July 20-24, 2012 – Flaming Gorge National Recreation Area, Utah
We left Jack’s Gulch Campground on Friday morning and drove as far as Jensen, UT where we spent the night at the Outlaw RV Park. This park is basically hookups in a gravel parking lot and the sights are really close together. The park has mostly long term residents who look like they are oil field workers - we are glad we are only spending the night here.
The weather here is wonderful, in the mid 80’s during the day, much cooler than we had in Loveland. Like all of the Southwest it is very dry here and there is a fire ban in effect. There is a Forest Service trail behind the campground that leads to a cliff overlooking Flaming Gorge Reservoir.
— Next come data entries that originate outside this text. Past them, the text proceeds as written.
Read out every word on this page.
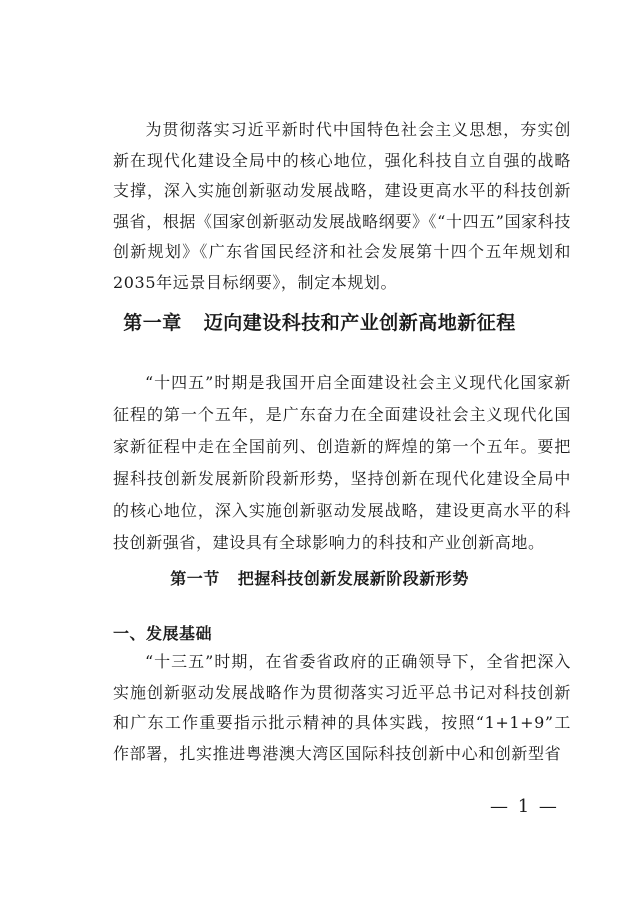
为贯彻落实习近平新时代中国特色社会主义思想，夯实创新在现代化建设全局中的核心地位，强化科技自立自强的战略支撑，深入实施创新驱动发展战略，建设更高水平的科技创新强省，根据《国家创新驱动发展战略纲要》《“十四五”国家科技创新规划》《广东省国民经济和社会发展第十四个五年规划和2035年远景目标纲要》，制定本规划。

第一章 迈向建设科技和产业创新高地新征程

“十四五”时期是我国开启全面建设社会主义现代化国家新征程的第一个五年，是广东奋力在全面建设社会主义现代化国家新征程中走在全国前列、创造新的辉煌的第一个五年。要把握科技创新发展新阶段新形势，坚持创新在现代化建设全局中的核心地位，深入实施创新驱动发展战略，建设更高水平的科技创新强省，建设具有全球影响力的科技和产业创新高地。

第一节 把握科技创新发展新阶段新形势
一、发展基础

“十三五”时期，在省委省政府的正确领导下，全省把深入实施创新驱动发展战略作为贯彻落实习近平总书记对科技创新和广东工作重要指示批示精神的具体实践，按照“1+1+9”工作部署，扎实推进粤港澳大湾区国际科技创新中心和创新型省

— 1 —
The trail is 2.5 miles round trip so it makes for a great morning and/or evening hike. Camille and Cody love taking this hike every day – and some days we go once in the morning and again in the evening. Often we see deer along the trail and in or around the RV park.
Flaming Gorge is on the Green River and was named by John Wesley Powell. The dam stands 455 feet above the river and extends another 47 feet below the river bottom. One million cubic yards of concrete were used to build the dam and power plant. The reservoir stretches 91 miles in length and has about 350 miles of shoreline in both Utah and Wyoming.
Monday we took a drive on the Sheep Creek Canyon and Spirit Lake Scenic Backways. On the way to Sheep Creek Canyon we stopped at Swett Ranch National Historic Site. Oscar and Emma Swett started the ranch in 1909 and lived here until 1968. The Swetts had three homes on the ranch, all are still standing. The one room cabin in front of the main house was moved here in 1909. They lived in this cabin until 1919 when their 4th child was born. Oscar then built the two-room log cabin on the right, where they lived until 1929 when they built the main house. The main house had three bedrooms – much more room for their nine children.
We also stopped at Red Canyon, another canyon named by John Wesley Powell. This beautiful canyon is 1,700 ft deep and about 4,000 ft wide.
Sheep Creek Scenic Canyon Backway winds through the dramatic geological formations of the Sheep Creek National Geologic Area.
Every turn in the road revealed more interesting rock formations.
The Unita Fault runs for more than 100 miles along the north slope of the Uinta Mountains and is visible in the twisted rock layers. It certainly was a beautiful and colorful canyon.
We took a side trip to Spirit Lake, a beautiful mountain lake at an elevation of 10,000 feet. The temperature was much colder at this elevation. A cow moose crossed the road in front of us and we were able to get a picture after she came out of the trees down the road.
We really enjoyed this beautiful drive.
Tuesday we did another drive on the Outlaw Country Scenic Byway and Backway. This drive took us from Utah to Wyoming and then into Colorado. We drove through Crouse Canyon, Jessie Ewing Canyon and Brown’s Park. This area has a lot of history as the Ute and Shoshoni, along with fur trappers, spent their winters here enjoying an abundance of game and mild winters. In the 1870’s, John Wesley Powell traveled through the region on two separate trips. Brown’s Park is mostly known for its outlaw history. Its remote location and close proximity to the state boundaries of Wyoming and Colorado gave it lots of appeal for those fleeing the law. Some of the best know outlaws included Butch Cassidy and the Wild Bunch, Matt Warner, Kid Curry, Harry Tracy, among others.
We stopped at the John Jarvie Ranch where John Jarvie settled in 1880. The 35-acre homestead once boasted a post office, trading post and river ferry. It was a regular stopping place for travelers and a secret meeting place for outlaws.
This 2-room dugout is where John and his wife Nellie lived while their home and general store were being built. It was built into the hillside with a south-facing entrance overlooking the Green River.
We were told that after the Jarvie’s moved into their home outlaws used the dugout as a hideout. The story is that Butch Cassidy once used the dugout as a hideout.
All the comforts of home - two small rooms with a dirt floor and dirt filtering through the ceiling.
The water wheel is a 16-feet diameter replica of the one built by Jarvie and it works. When the water in the river gets a certain height it will turn the wheel and scoop water into the buckets which then dump into a flume to an irrigation canal. It actually started working while we were there.
This cable suspension bridge or “swinging bridge” is one of the few still in operation in the West. You could feel the bridge swinging as we drove across. The original bridge sign read “Load limit - 200 sheep, 30 cattle or 3 ½ ton gross”.
This was another great drive and we always enjoy learning about the history of the area we are visiting.